Daily Breeze
- Type: Daily newspaper
- Format: Broadsheet
- Owner(s): Southern California News Group (MediaNews Group)
- Founder: S. D. Barkley
- Publisher: Ron Hasse
- Editor: Frank Pine
- Founded: 1894; 132 years ago
- Language: English
- Headquarters: 2615 Pacific Coast Hwy, Hermosa Beach, CA 90254 United States
- Circulation: 57,185 Daily 67,970 Sunday (as of September 2014)
- OCLC number: 36312306
- Website: dailybreeze.com

= Daily Breeze =

Daily newspaper published in Hermosa Beach, California

The Daily Breeze is a daily newspaper published in Hermosa Beach, California, United States. It serves the South Bay cities of Los Angeles County. Its slogan is "LAX to LA Harbor".

== History ==

The paper was founded as the weekly The Breeze in 1894, by local political activist S. D. Barkley and first served the local Redondo Beach community. At that time the town had a population of 500 and included a few buildings and Hotel Redondo. Barkley aligned himself with The Wets, a group of four local saloonkeepers who wanted to remain open while The Drys opposed alcohol consumption and fought to close them. In 1910, residents voted against closing them.

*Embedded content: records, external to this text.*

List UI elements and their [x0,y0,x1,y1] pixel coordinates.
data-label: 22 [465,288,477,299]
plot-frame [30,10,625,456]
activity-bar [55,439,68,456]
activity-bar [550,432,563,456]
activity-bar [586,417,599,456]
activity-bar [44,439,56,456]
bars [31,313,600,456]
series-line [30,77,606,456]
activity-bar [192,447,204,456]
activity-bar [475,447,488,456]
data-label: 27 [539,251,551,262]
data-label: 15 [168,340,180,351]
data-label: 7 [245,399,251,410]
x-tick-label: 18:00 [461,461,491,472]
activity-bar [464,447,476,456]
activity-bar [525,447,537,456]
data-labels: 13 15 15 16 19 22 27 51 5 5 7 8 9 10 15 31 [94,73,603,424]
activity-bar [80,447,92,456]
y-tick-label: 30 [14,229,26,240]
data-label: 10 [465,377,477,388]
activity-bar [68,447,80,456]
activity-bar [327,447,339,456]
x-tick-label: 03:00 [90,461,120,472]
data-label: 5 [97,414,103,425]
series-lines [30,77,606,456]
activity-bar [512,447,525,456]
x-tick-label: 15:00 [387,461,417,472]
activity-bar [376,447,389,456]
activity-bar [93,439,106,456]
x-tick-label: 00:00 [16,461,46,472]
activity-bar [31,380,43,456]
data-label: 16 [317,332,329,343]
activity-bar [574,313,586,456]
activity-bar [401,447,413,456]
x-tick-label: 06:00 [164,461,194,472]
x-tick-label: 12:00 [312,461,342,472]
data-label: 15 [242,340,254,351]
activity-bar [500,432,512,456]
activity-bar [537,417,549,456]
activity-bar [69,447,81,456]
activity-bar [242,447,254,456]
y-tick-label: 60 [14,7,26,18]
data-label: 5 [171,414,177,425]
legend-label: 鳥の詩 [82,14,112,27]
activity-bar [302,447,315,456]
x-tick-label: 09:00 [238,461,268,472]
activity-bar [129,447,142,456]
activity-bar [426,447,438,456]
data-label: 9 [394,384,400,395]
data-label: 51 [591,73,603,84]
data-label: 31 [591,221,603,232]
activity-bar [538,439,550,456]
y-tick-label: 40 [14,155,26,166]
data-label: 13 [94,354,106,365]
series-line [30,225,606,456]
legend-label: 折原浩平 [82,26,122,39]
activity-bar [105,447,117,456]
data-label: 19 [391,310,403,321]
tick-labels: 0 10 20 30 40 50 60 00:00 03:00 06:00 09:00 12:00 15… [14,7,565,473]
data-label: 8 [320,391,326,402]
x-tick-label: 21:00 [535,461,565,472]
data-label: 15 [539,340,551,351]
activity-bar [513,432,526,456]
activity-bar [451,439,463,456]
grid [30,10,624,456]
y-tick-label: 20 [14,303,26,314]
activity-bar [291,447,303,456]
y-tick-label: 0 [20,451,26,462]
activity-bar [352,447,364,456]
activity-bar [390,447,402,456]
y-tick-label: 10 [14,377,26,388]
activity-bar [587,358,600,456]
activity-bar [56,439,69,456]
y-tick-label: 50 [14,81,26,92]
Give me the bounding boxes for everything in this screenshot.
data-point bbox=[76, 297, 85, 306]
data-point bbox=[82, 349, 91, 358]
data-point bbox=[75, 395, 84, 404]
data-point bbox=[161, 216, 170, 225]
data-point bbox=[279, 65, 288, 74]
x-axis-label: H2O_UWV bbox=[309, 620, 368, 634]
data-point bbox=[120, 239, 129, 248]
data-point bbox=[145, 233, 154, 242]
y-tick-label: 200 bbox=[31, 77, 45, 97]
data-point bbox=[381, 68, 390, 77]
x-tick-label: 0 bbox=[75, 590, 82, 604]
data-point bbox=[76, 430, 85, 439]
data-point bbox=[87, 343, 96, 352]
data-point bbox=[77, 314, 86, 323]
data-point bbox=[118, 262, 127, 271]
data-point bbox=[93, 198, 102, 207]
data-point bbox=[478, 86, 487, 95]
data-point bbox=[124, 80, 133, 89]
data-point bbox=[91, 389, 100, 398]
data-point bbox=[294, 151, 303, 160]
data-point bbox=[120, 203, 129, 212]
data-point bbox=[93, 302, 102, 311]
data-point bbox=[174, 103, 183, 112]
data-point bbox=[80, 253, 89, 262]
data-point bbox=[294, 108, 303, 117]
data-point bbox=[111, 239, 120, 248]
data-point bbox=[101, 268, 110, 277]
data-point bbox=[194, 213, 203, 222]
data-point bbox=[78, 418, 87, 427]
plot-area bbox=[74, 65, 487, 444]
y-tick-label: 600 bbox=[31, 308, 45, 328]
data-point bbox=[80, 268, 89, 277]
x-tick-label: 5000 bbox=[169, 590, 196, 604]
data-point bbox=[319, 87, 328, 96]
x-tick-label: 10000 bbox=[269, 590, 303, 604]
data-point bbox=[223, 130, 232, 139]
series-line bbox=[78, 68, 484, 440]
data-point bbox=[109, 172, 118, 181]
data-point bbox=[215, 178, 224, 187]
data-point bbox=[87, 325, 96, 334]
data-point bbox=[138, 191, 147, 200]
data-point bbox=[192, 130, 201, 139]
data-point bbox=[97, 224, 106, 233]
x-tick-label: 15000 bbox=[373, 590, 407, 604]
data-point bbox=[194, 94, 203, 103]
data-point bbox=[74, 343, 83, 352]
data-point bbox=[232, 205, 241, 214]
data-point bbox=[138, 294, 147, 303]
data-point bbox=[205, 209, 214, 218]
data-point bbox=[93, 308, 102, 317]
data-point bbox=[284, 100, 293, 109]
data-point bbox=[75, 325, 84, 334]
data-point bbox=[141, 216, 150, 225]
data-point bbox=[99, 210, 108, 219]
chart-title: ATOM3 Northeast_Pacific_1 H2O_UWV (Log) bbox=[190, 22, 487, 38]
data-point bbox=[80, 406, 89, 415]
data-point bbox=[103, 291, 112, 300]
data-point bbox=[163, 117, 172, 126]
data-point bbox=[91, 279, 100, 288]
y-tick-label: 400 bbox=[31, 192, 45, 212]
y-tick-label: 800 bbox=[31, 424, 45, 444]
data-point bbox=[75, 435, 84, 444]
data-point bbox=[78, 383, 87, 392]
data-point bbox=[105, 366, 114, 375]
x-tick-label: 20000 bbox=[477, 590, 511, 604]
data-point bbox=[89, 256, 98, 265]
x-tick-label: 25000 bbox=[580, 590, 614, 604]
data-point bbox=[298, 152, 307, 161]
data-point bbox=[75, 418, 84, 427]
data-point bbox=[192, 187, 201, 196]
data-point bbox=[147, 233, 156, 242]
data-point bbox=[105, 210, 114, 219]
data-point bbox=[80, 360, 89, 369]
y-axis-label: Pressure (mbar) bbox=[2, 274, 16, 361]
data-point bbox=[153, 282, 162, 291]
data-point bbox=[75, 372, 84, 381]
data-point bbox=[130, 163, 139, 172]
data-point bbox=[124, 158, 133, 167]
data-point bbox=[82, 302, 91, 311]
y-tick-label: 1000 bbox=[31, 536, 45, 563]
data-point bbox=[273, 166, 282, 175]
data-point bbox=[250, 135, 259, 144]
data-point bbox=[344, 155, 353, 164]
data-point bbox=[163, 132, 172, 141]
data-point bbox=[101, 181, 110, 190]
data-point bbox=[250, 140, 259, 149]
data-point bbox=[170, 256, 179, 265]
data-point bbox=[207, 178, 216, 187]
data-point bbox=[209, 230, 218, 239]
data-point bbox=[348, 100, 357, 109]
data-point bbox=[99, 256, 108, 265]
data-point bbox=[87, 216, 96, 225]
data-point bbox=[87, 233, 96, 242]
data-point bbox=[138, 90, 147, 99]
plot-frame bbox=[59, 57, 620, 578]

Barkley operated the paper for about two decades until selling it around 1913 to George Murphy, who was soon succeeded by Frank L. Perry. The paper changed hands seven times in two years. In 1917, it came under the ownership of George F. Orgibet. Five years later in 1922, Orgibet sold the weekly paper to K.W. Kellogg, who then expanded it into a daily publication. In 1928, Copley Press purchased the Daily Breeze and 14 other paper from Kellogg Newspapers, Inc.

In December 2006, the paper was sold by Copley Press to the Hearst Corporation in a complex transaction that left the paper under the day-to-day control of Dean Singleton's MediaNews Group and its subsidiary, the Los Angeles Newspaper Group (LANG). Singleton announced that he would fold the paper into the LANG operations, but not cut salaries. Singleton will eventually come to own the Daily Breeze under a 2007 plan to acquire ownership of the paper as part of a swap with Hearst in which Hearst would trade some California papers and the St. Paul Pioneer Press for an increased stake in Singleton's non-California operations.

In 2008, the paper ceased producing its weekly supplement, More San Pedro. Nine staff members were laid off at the same time including four reporters, a web editor, and a newsroom assistant. In 2015, the Daily Breeze won two major awards for its series of investigative reports, throughout 2014, regarding a financial scandal in the Centinela Valley Union High School District. In March, the paper won a Scripps Howard National Journalism Award for Community Journalism for the investigation, and in April the Pulitzer Prize for Local Reporting.

== In popular culture ==
The film Pineapple Express and television show Zeke & Luther have filmed at the Daily Breezes previous headquarters location in Torrance, California.